PLOVER BAY TECH (Stock Code: 01523) recorded revenue of US$130.14 million for the year ended 31 December 2025, reflecting an 11.4% increase over the previous year. Profit attributable to owners of the parent reached US$45.47 million, compared with US$38.05 million in 2024. The 2025 net profit margin was around 34.9%. Management attributed the performance to demand for connectivity hardware, software, and services across multiple industries, with recurring revenue rising to US$37.60 million and representing 28.9% of total revenue.

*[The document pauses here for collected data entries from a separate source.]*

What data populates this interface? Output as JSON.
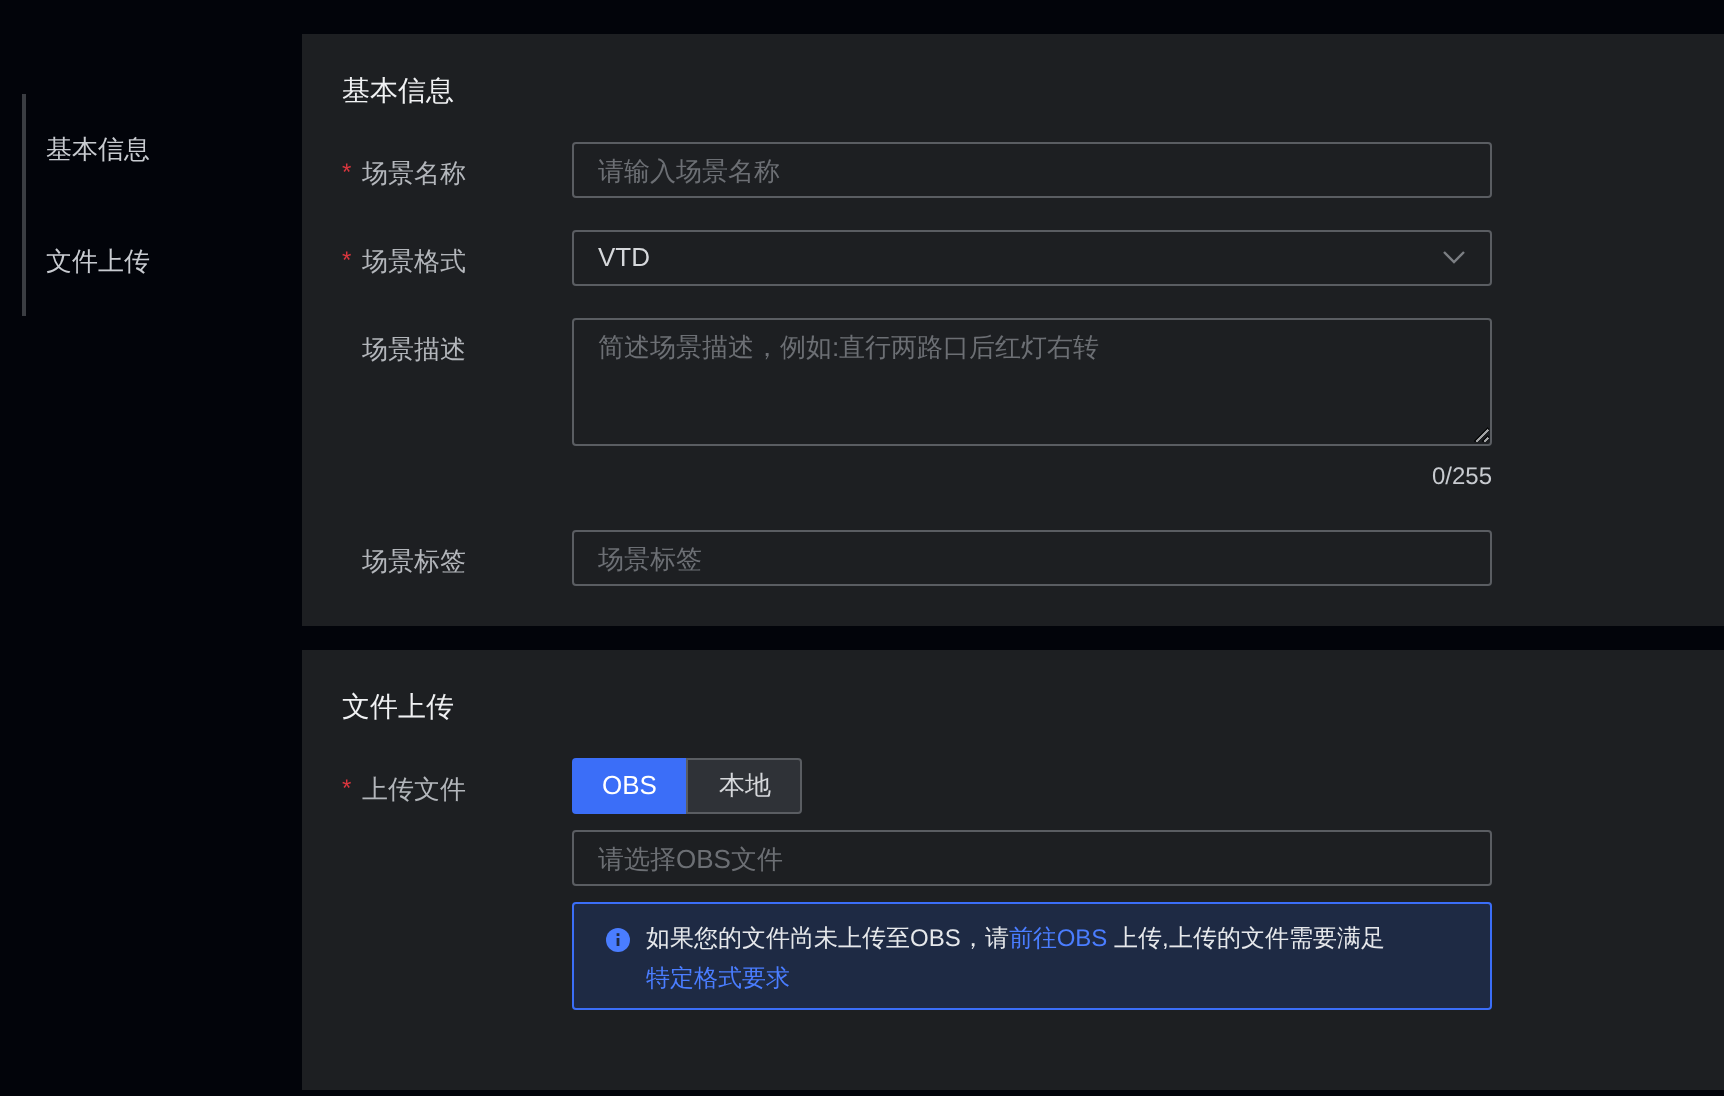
{
  "sidebar": {
    "items": [
      {
        "label": "基本信息",
        "selected": false
      },
      {
        "label": "文件上传",
        "selected": false
      }
    ]
  },
  "sections": [
    {
      "title": "基本信息",
      "fields": [
        {
          "kind": "input",
          "label": "场景名称",
          "required_mark": "*",
          "placeholder": "请输入场景名称"
        },
        {
          "kind": "select",
          "label": "场景格式",
          "required_mark": "*",
          "value": "VTD"
        },
        {
          "kind": "textarea",
          "label": "场景描述",
          "placeholder": "简述场景描述，例如:直行两路口后红灯右转",
          "counter": "0/255"
        },
        {
          "kind": "input",
          "label": "场景标签",
          "placeholder": "场景标签"
        }
      ]
    },
    {
      "title": "文件上传",
      "fields": [
        {
          "kind": "upload",
          "label": "上传文件",
          "required_mark": "*",
          "options": [
            {
              "label": "OBS",
              "selected": true
            },
            {
              "label": "本地",
              "selected": false
            }
          ],
          "placeholder": "请选择OBS文件",
          "message": [
            {
              "kind": "text",
              "text": "如果您的文件尚未上传至OBS，请"
            },
            {
              "kind": "link",
              "text": "前往OBS"
            },
            {
              "kind": "text",
              "text": " 上传,上传的文件需要满足 "
            },
            {
              "kind": "link",
              "text": "特定格式要求"
            }
          ]
        }
      ]
    }
  ]
}
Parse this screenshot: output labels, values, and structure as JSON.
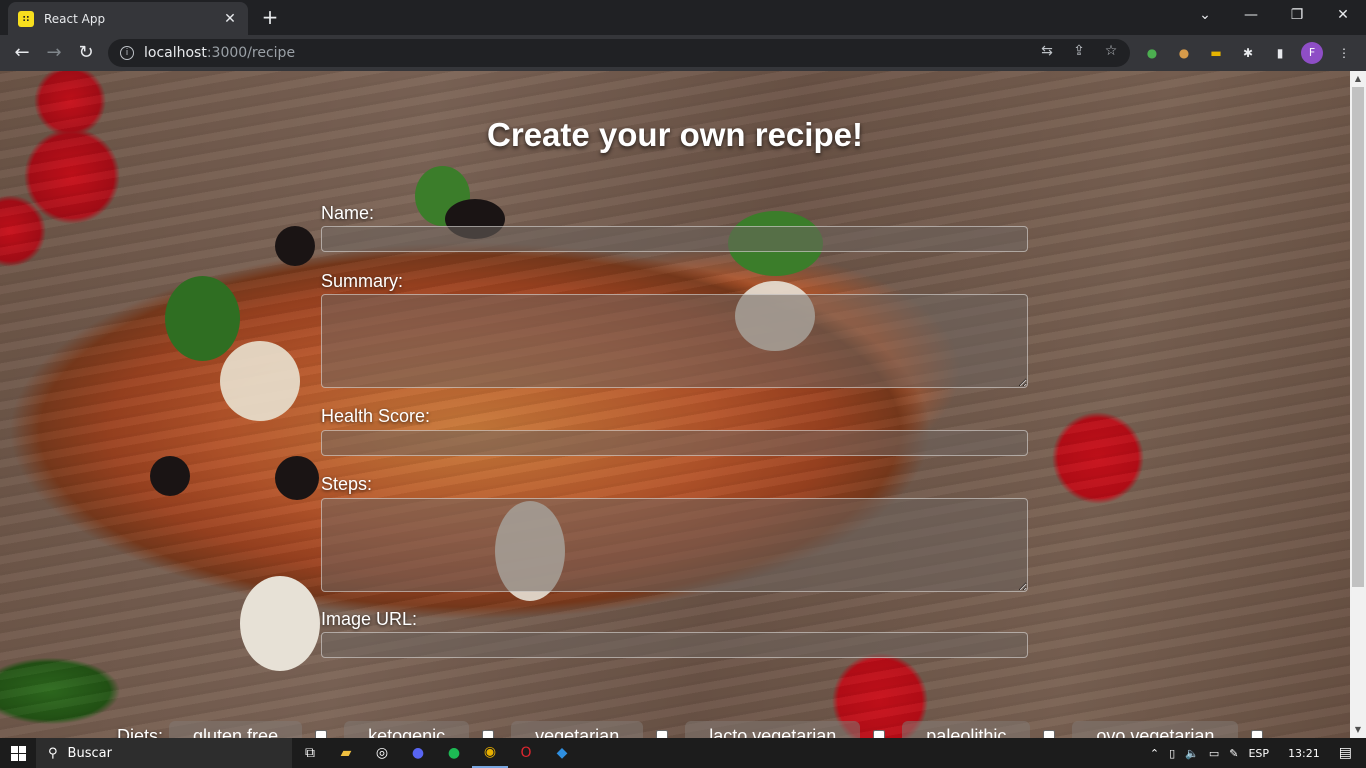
{
  "browser": {
    "tab_title": "React App",
    "tab_favicon": "react-app-favicon",
    "url_host": "localhost",
    "url_path": ":3000/recipe",
    "profile_initial": "F"
  },
  "page": {
    "heading": "Create your own recipe!",
    "fields": {
      "name_label": "Name:",
      "name_value": "",
      "summary_label": "Summary:",
      "summary_value": "",
      "health_label": "Health Score:",
      "health_value": "",
      "steps_label": "Steps:",
      "steps_value": "",
      "image_label": "Image URL:",
      "image_value": ""
    },
    "diets_label": "Diets:",
    "diets": [
      {
        "label": "gluten free",
        "checked": false
      },
      {
        "label": "ketogenic",
        "checked": false
      },
      {
        "label": "vegetarian",
        "checked": false
      },
      {
        "label": "lacto vegetarian",
        "checked": false
      },
      {
        "label": "paleolithic",
        "checked": false
      },
      {
        "label": "ovo vegetarian",
        "checked": false
      }
    ]
  },
  "taskbar": {
    "search_placeholder": "Buscar",
    "language": "ESP",
    "time": "13:21"
  }
}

North America remained the largest sales contributor, while EMEA, Asia, and other markets also demonstrated notable growth driven by project rollouts and reseller activities. Cost of sales and services was US$56.02 million, leading to a gross profit of US$74.12 million. Management indicated that operating expenses of US$22.12 million largely comprised increased R&D spending—totaling US$10.01 million—and other costs connected to salaries, benefits, and consultancy fees.
As at 31 December 2025, total assets stood at US$118.25 million, compared with US$110.11 million a year earlier. Total liabilities rose to US$59.32 million, and equity attributable to owners stood at US$58.93 million. The Group reported zero bank borrowings, citing comfortable liquidity and cash balances of US$56.26 million. Dividends declared for the year included a second interim dividend, a special dividend, and an interim dividend in aggregate exceeding US$31 million.
In light of further regional differentiation, the Board announced a proposed spin-off of its North American business, with plans for a separate listing on NASDAQ. Post-spin-off, the organization intends to focus on non-North American markets to broaden its connectivity solutions and related services. The Board noted that the proposed transaction aims to align with distinct market conditions and enhance local presence worldwide.
On governance matters, the Board comprises five Executive Directors and three Independent Non-Executive Directors, supported by Audit, Remuneration, Nomination, and Risk Management Committees. These committees oversee internal controls, risk identification, and compliance with the Corporate Governance Code. The Company emphasized that regular internal audits and active risk oversight remain central to sustaining operational resilience. Management stated that no material acquisitions or disposals occurred during the year, and the Group will continue to concentrate on expanding its SD-WAN routers, software licences, and support services in response to evolving market requirements.